The Chief Executive Officer (CEO) of IBM had to tell her employees that they needed to change. So what did she do? She recorded a video message and posted it on the company blog. Her message to her 434,000 employees: you need to move faster! Of course, the video was passed on to the news media (also called "the press"). Did CEO Virginia Rometty deliver the news to her employees the right way -- or was she yelling at them as if they were children? The jury is still out (that means, people are still discussing that question!).

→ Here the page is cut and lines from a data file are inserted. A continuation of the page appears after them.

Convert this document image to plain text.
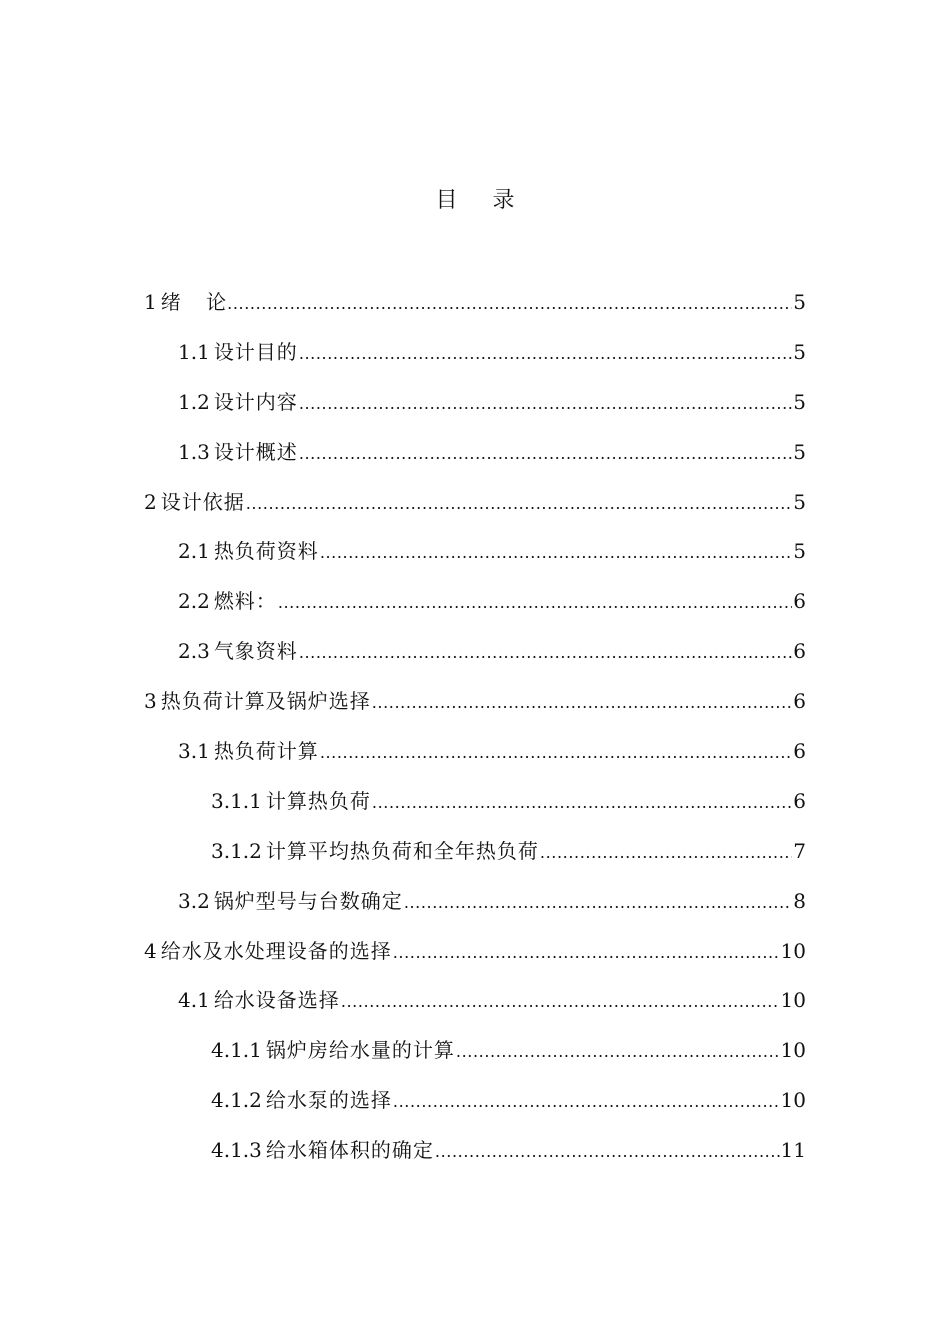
目 录
1 绪    论 .....	5
1.1 设计目的 .....	5
1.2 设计内容 .....	5
1.3 设计概述 .....	5
2 设计依据 .....	5
2.1 热负荷资料 .....	5
2.2 燃料： .....	6
2.3 气象资料 .....	6
3 热负荷计算及锅炉选择 .....	6
3.1 热负荷计算 .....	6
3.1.1 计算热负荷 .....	6
3.1.2 计算平均热负荷和全年热负荷 .....	7
3.2 锅炉型号与台数确定 .....	8
4 给水及水处理设备的选择 .....	10
4.1 给水设备选择 .....	10
4.1.1 锅炉房给水量的计算 .....	10
4.1.2 给水泵的选择 .....	10
4.1.3 给水箱体积的确定 .....	11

Businessweek — a weekly business news magazine — just published an article about this. Let's look at some pieces of this article and then discuss the expressions and words in bold:
After the disappointing earnings
report on April 18, Rometty released a video to all 434,000 employees in
which she admitted that IBM hadn’t “transformed rapidly enough.” She
called out the sales staff for missing out on several big deals. “We
were too slow,” she said. “The result? It didn’t get done.” The press
got wind of her message, and Rometty’s now accused of the corporate
equivalent of yelling at her children in public. The
Wall Street Journal, which broke the story, called the
outburst a “rare companywide reprimand.” IBM declined to comment on the video ...
Employees aren’t going to watch one video or read one memo and
completely change the way they work—the company has to change, too. In
the video, Rometty
laid out a plan for IBM to respond to customers
within 24 hours: “Engage management, engage leadership, and let’s deal
with it.” She’s already “reassigned” the head of IBM’s computer hardware
department, the source of a large portion of the sales drop. “Ginni’s a
very direct,
no-BS type of CEO, and she had one message that she
delivered to everyone,” [Professor Noel] Tichy says. “It would be much worse if it went
through the internal channels. No one wants to hear that the CEO thinks
they
dropped the ball through
word of mouth.”
Now let's look at the expressions and word in bold:
(to) get wind of - to find out about something, often a secret
outburst - a sudden expression of feeling (often full of emotion)
(to) lay out a plan - to present a plan
no-BS - short for no bullshit (BS means bullshit; therefore, no-BS is just the opposite!)
(to) drop the ball - to make a mistake; to fail to perform one's responsibilities
word of mouth - gossip; news spread by people talking to each other (note: often used as a marketing term to describe an advertising or marketing message that is spread from one person to another -- which is a positive thing for the company because it means that people are talking about the company's product or service).